Purpose alignment doesn’t happen through mission statements on walls; it happens through consistent connection between daily decisions and deeper organizational meaning. Ask yourself: How does this specific feature, design choice, or implementation plan serve our core reason for existing? How does it help us better serve our customers? When teams can answer this question with clarity and conviction, you’ve established the foundation for sustainable transformation.
Applying the APP Framework
This framework isn’t meant to replace traditional ROI analysis but to complement it. Here’s how you can begin applying this approach in your organization:
Before Implementation
Purpose Alignment Workshop: Gather key stakeholders to explicitly connect the digital initiative to organizational purpose. Document specific ways the technology will help fulfill this purpose.
Passion Mapping: Identify what genuinely matters to different stakeholder groups and how the initiative connects to these values. Look for authentic connection points, not forced alignments.
Accountability Design: Create balanced measurement systems that track both technical metrics and purpose impact. Design learning structures that will foster peer accountability.
During Implementation
Purpose Storytelling: Consistently communicate examples of how the implementation is serving organizational purpose, especially during challenging phases.

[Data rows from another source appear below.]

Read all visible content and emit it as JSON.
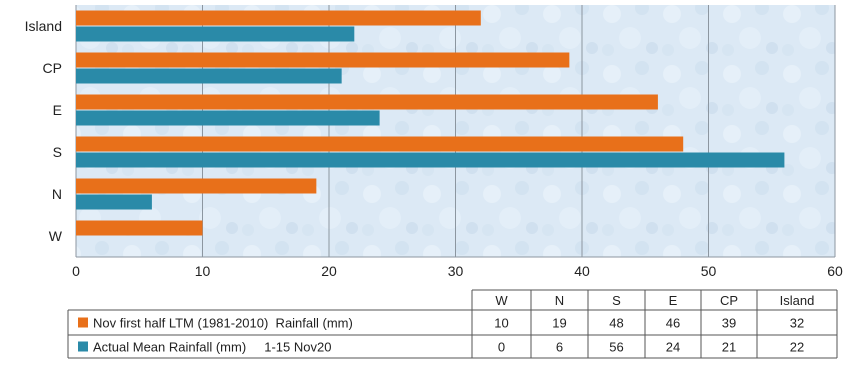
{
  "chart_data": {
    "type": "bar",
    "orientation": "horizontal",
    "categories": [
      "Island",
      "CP",
      "E",
      "S",
      "N",
      "W"
    ],
    "series": [
      {
        "name": "Nov first half LTM (1981-2010)  Rainfall (mm)",
        "color": "#E8701A",
        "values": [
          32,
          39,
          46,
          48,
          19,
          10
        ]
      },
      {
        "name": "Actual Mean Rainfall (mm)     1-15 Nov20",
        "color": "#2A8AA8",
        "values": [
          22,
          21,
          24,
          56,
          6,
          0
        ]
      }
    ],
    "xlim": [
      0,
      60
    ],
    "xticks": [
      "0",
      "10",
      "20",
      "30",
      "40",
      "50",
      "60"
    ],
    "grid": true,
    "legend": "data-table-below",
    "table": {
      "headers": [
        "W",
        "N",
        "S",
        "E",
        "CP",
        "Island"
      ],
      "rows": [
        [
          "10",
          "19",
          "48",
          "46",
          "39",
          "32"
        ],
        [
          "0",
          "6",
          "56",
          "24",
          "21",
          "22"
        ]
      ]
    }
  }
}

Passion Protection: Be vigilant about maintaining the purpose connections when technical challenges arise. It’s easy to revert to pure technical focus during difficulties.
Progressive Accountability Development: Gradually shift from directive oversight to collaborative learning as teams demonstrate purpose commitment.
After Launch
Purpose Impact Assessment: Evaluate not just technical success but how well the implementation has served organizational purpose.
Passion Sustainability: Create ongoing structures to maintain connection between the digital systems and what people care about.
Accountability Evolution: Continue shifting toward self-directed and peer accountability systems as appropriate.
Beyond the Spreadsheet
Traditional ROI calculations will always matter. Financial sustainability is essential for any business initiative. But the most valuable digital transformations create impact that extends beyond what spreadsheets can capture.
I’ve seen technically imperfect implementations thrive because they were deeply aligned with purpose, generated genuine passion, and fostered progressive accountability. I’ve also seen technically flawless implementations fail because they neglected these human elements.
The beauty of the APP Framework isn’t just that it improves adoption rates and user engagement; it’s that it connects directly to why we’re doing this work in the first place: creates meaningful improvements in how organizations fulfill their purpose.
The next time you’re evaluating a digital initiative, before you run the ROI numbers, try running it through the APP Framework first. You might discover that the most valuable transformations are the ones that connect technology with your deeper organizational purpose.
What digital transformation might look different in your organization if you applied the APP Framework alongside traditional ROI analysis?